For the purposes of this email I use the term "control character"
to mean certain special code points in Unicode.
Examples of "control characters" are U+0000 to U+001F inclusive,
except U+0009, U+000A, and U+000D.
Please clarify the proper way to handle these, e.g. with respect to
string normalization.
Specifically, in Character Model for the World Wide Web 1.0
W3C Working Draft 26 January 2001
This version: http://www.w3.org/TR/2001/WD-charmod-20010126
Latest version: http://www.w3.org/TR/charmod/
section 3.5 states:
The specification MUST NOT arbitrarily restrict the range of characters
that can be used, which must cover all Unicode code points from 0 to
0x10FFFF inclusive.
In contrast
Extensible Markup Language (XML) 1.0 (Second Edition)
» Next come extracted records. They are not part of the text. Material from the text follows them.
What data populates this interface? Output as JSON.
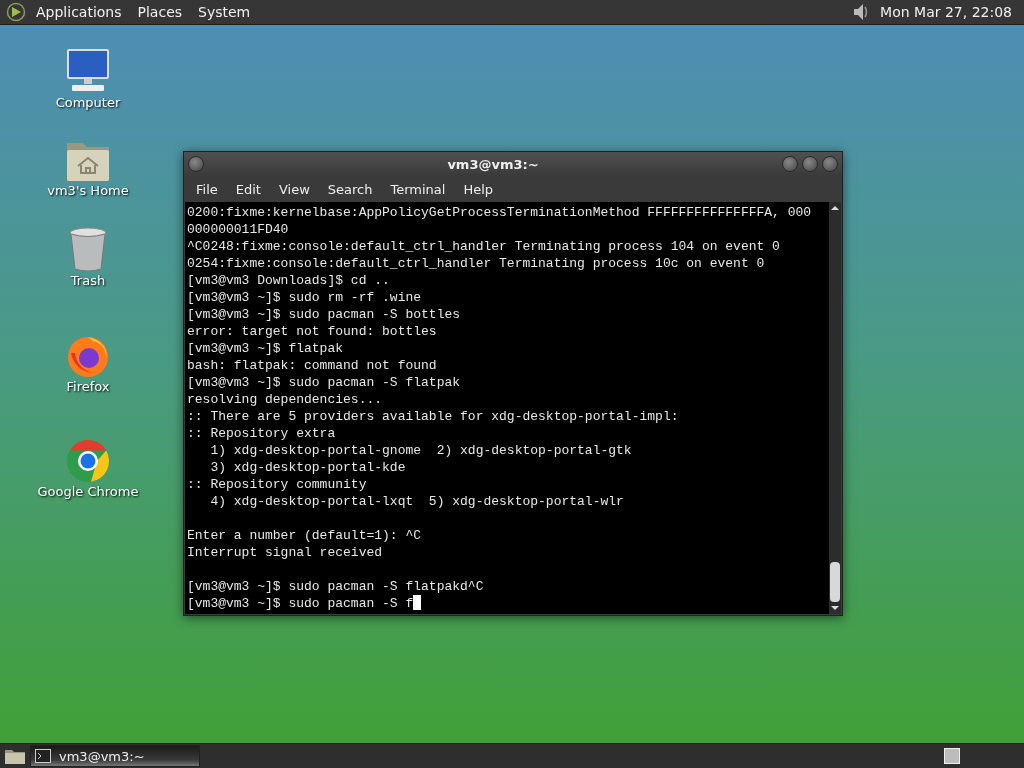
{
  "top_panel": {
    "menus": [
      "Applications",
      "Places",
      "System"
    ],
    "clock": "Mon Mar 27, 22:08"
  },
  "desktop_icons": [
    {
      "kind": "computer",
      "label": "Computer"
    },
    {
      "kind": "home",
      "label": "vm3's Home"
    },
    {
      "kind": "trash",
      "label": "Trash"
    },
    {
      "kind": "firefox",
      "label": "Firefox"
    },
    {
      "kind": "chrome",
      "label": "Google Chrome"
    }
  ],
  "terminal": {
    "title": "vm3@vm3:~",
    "menus": [
      "File",
      "Edit",
      "View",
      "Search",
      "Terminal",
      "Help"
    ],
    "lines": [
      {
        "kind": "text",
        "text": "0200:fixme:kernelbase:AppPolicyGetProcessTerminationMethod FFFFFFFFFFFFFFFA, 000"
      },
      {
        "kind": "text",
        "text": "000000011FD40"
      },
      {
        "kind": "text",
        "text": "^C0248:fixme:console:default_ctrl_handler Terminating process 104 on event 0"
      },
      {
        "kind": "text",
        "text": "0254:fixme:console:default_ctrl_handler Terminating process 10c on event 0"
      },
      {
        "kind": "text",
        "text": "[vm3@vm3 Downloads]$ cd .."
      },
      {
        "kind": "text",
        "text": "[vm3@vm3 ~]$ sudo rm -rf .wine"
      },
      {
        "kind": "text",
        "text": "[vm3@vm3 ~]$ sudo pacman -S bottles"
      },
      {
        "kind": "text",
        "text": "error: target not found: bottles"
      },
      {
        "kind": "text",
        "text": "[vm3@vm3 ~]$ flatpak"
      },
      {
        "kind": "text",
        "text": "bash: flatpak: command not found"
      },
      {
        "kind": "text",
        "text": "[vm3@vm3 ~]$ sudo pacman -S flatpak"
      },
      {
        "kind": "text",
        "text": "resolving dependencies..."
      },
      {
        "kind": "text",
        "text": ":: There are 5 providers available for xdg-desktop-portal-impl:"
      },
      {
        "kind": "text",
        "text": ":: Repository extra"
      },
      {
        "kind": "text",
        "text": "   1) xdg-desktop-portal-gnome  2) xdg-desktop-portal-gtk"
      },
      {
        "kind": "text",
        "text": "   3) xdg-desktop-portal-kde"
      },
      {
        "kind": "text",
        "text": ":: Repository community"
      },
      {
        "kind": "text",
        "text": "   4) xdg-desktop-portal-lxqt  5) xdg-desktop-portal-wlr"
      },
      {
        "kind": "blank"
      },
      {
        "kind": "text",
        "text": "Enter a number (default=1): ^C"
      },
      {
        "kind": "text",
        "text": "Interrupt signal received"
      },
      {
        "kind": "blank"
      },
      {
        "kind": "text",
        "text": "[vm3@vm3 ~]$ sudo pacman -S flatpakd^C"
      },
      {
        "kind": "text",
        "text": "[vm3@vm3 ~]$ sudo pacman -S f",
        "cursor": true
      }
    ]
  },
  "taskbar": {
    "tasks": [
      {
        "label": "vm3@vm3:~",
        "selected": true
      }
    ]
  }
}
W3C Recommendation 6 October 2000
This version: http://www.w3.org/TR/2000/REC-xml-20001006
Latest version: http://www.w3.org/TR/REC-xml
section 2.2 states:
Consequently, XML processors must accept any character in the range
specified for Char. ...
Char ::= #x9 | #xA | #xD | [#x20-#xD7FF] | [#xE000-#xFFFD] |
[#x10000-#x10FFFF] /* any Unicode character, excluding the surrogate
blocks, FFFE, and FFFF. */
The above implies that a processor may reject a document containing
a control character. In fact some processors do that, raising an error
that the document is not well formed.
The character model should be clear about how the "control
characters" behave with respect to
string normalization. Must they be left alone?
May they be deleted by a conforming processsor?
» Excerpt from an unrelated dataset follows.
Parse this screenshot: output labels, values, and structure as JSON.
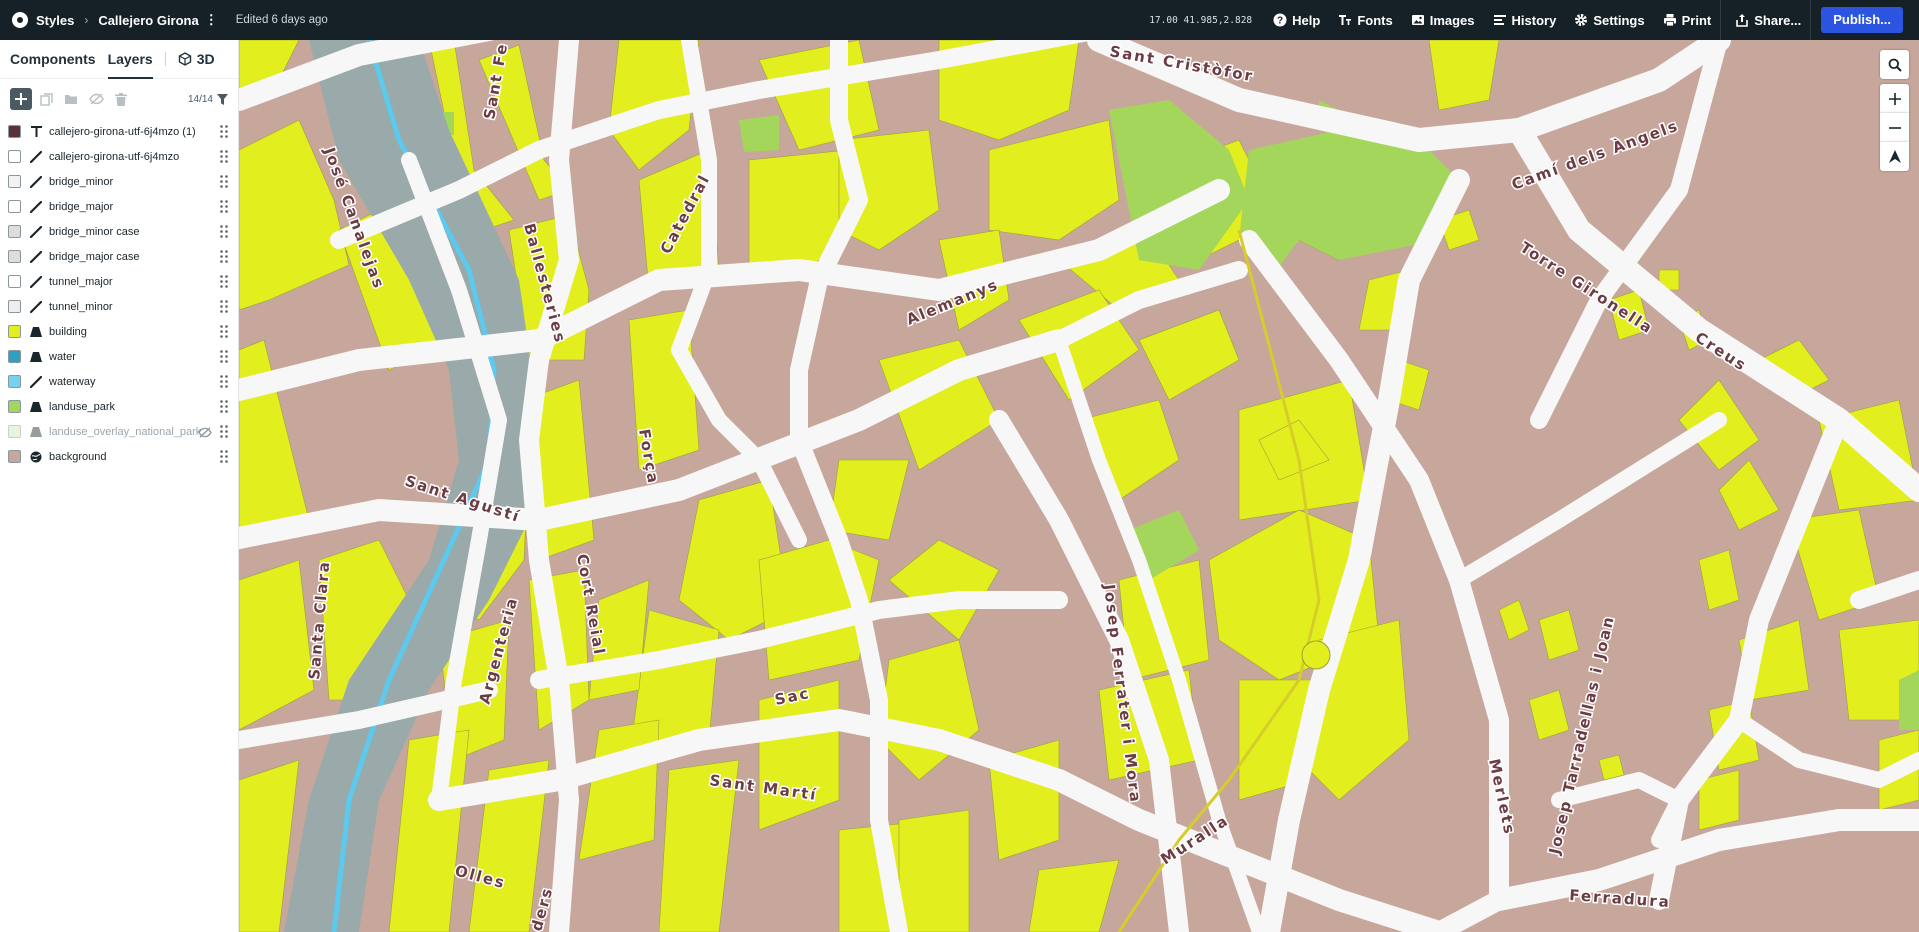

Or should each one be replaced by a space, and further normalized?
Or perhaps the Character Model specification should explicitly
state that this decision is in the scope of the application.
Hopefully helpfully yours,
Steve
--
Steven Tolkin steve.tolkin@fmr.com 617-563-0516
Fidelity Investments 82 Devonshire St. V10D Boston MA 02109
There is nothing so practical as a good theory. Comments are by me,
not Fidelity Investments, its subsidiaries or affiliates.
Received on Wednesday, 7 February 2001 13:08:26 UTC